The EPA prohibits pay discrimination on the basis of sex for equal work on jobs requiring equal skill, effort and responsibility performed under similar working conditions. However, pay disparities are permitted when they arise from: (1) a seniority system; (2) a merit system; (3) an earnings system based on quantity or quality of production; and (4) a differential based on “any other factor other than sex.”
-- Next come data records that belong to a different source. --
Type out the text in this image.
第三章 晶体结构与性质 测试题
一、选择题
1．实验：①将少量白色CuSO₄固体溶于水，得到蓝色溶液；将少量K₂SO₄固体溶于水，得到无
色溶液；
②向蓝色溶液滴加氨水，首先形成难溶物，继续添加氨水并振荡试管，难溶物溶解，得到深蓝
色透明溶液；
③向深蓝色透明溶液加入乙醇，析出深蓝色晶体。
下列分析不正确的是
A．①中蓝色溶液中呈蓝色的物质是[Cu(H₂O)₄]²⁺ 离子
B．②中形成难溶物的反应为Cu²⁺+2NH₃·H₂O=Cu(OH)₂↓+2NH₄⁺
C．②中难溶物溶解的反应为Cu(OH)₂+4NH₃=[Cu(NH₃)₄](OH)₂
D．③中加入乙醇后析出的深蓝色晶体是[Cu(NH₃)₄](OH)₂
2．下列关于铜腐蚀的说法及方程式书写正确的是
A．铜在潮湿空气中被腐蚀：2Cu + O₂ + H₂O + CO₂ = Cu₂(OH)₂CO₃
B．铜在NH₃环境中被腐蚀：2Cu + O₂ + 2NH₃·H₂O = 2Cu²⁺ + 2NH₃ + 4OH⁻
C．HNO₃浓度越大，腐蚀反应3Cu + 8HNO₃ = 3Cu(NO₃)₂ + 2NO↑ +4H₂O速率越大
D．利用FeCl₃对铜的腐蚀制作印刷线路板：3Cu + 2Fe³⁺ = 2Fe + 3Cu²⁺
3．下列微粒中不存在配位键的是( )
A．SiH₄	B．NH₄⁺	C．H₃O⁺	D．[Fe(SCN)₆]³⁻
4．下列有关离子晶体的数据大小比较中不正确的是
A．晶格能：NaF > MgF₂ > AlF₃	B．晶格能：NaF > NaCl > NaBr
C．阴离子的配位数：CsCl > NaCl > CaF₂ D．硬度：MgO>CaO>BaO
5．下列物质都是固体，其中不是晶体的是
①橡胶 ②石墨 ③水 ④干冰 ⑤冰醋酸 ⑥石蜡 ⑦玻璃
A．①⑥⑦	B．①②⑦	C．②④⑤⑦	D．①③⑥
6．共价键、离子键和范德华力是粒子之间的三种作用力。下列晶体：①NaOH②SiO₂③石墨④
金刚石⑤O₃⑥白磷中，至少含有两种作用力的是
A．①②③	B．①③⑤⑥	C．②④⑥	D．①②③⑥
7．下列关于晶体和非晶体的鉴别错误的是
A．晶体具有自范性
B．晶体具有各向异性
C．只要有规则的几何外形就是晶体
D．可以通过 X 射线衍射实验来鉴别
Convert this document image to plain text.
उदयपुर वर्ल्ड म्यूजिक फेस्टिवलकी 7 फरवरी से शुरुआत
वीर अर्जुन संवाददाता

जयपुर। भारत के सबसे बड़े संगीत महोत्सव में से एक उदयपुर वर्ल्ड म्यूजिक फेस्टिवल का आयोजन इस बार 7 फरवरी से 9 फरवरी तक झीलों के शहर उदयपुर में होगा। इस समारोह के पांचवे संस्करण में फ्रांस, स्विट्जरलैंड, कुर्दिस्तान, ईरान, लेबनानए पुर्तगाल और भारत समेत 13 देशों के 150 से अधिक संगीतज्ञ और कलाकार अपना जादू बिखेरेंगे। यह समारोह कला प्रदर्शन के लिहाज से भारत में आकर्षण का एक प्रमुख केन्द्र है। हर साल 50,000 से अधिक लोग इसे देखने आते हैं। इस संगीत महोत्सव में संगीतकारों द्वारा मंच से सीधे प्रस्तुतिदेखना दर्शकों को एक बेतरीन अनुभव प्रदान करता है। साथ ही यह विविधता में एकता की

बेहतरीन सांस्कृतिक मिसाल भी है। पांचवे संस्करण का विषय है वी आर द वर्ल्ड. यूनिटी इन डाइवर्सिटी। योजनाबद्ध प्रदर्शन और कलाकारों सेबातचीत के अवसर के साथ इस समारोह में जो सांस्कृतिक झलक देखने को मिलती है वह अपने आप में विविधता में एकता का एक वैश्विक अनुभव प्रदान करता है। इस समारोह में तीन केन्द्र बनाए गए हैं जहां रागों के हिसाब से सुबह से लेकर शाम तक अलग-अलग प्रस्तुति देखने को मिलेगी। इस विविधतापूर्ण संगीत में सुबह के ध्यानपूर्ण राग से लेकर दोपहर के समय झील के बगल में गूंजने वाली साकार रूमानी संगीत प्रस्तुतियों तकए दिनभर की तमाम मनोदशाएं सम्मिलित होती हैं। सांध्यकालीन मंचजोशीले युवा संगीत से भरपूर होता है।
Until now, the federal Circuit Courts have generally required this last factor to be job-related. And that is what the employee argued in Eisenhauer v. Culinary Institute of America, in claiming that the pay disparity between her and a male colleague violated the EPA. The Second Circuit, however, rejected this interpretation, asserting that “[t]he term has sowed needless uncertainty and confusion among our sister circuits,” and that, “[i]ts meaning, we think, is about as simple as it sounds.” Thus, according to the Second Circuit, nothing in the text of the statute or its legislative history requires “a factor other than sex” to be job-related, and it was intended to be a broad, general exclusion.

In so holding, the Second Circuit has diverged from the position taken by other Circuits, meaning that different standards will apply depending on where an employer is located. But this case also reminds employers that state law may provide different or additional protections to employees than federal law as well – here, the Second Circuit noted that the New York Labor Law’s equal pay provision contains similar exclusions, but that the last factor, “a bona fide factor other than sex,” is required under law to be job-related to the position in question. Thus, although the employee’s federal EPA claim failed, her state law claim was remanded to the trial court and may yet survive.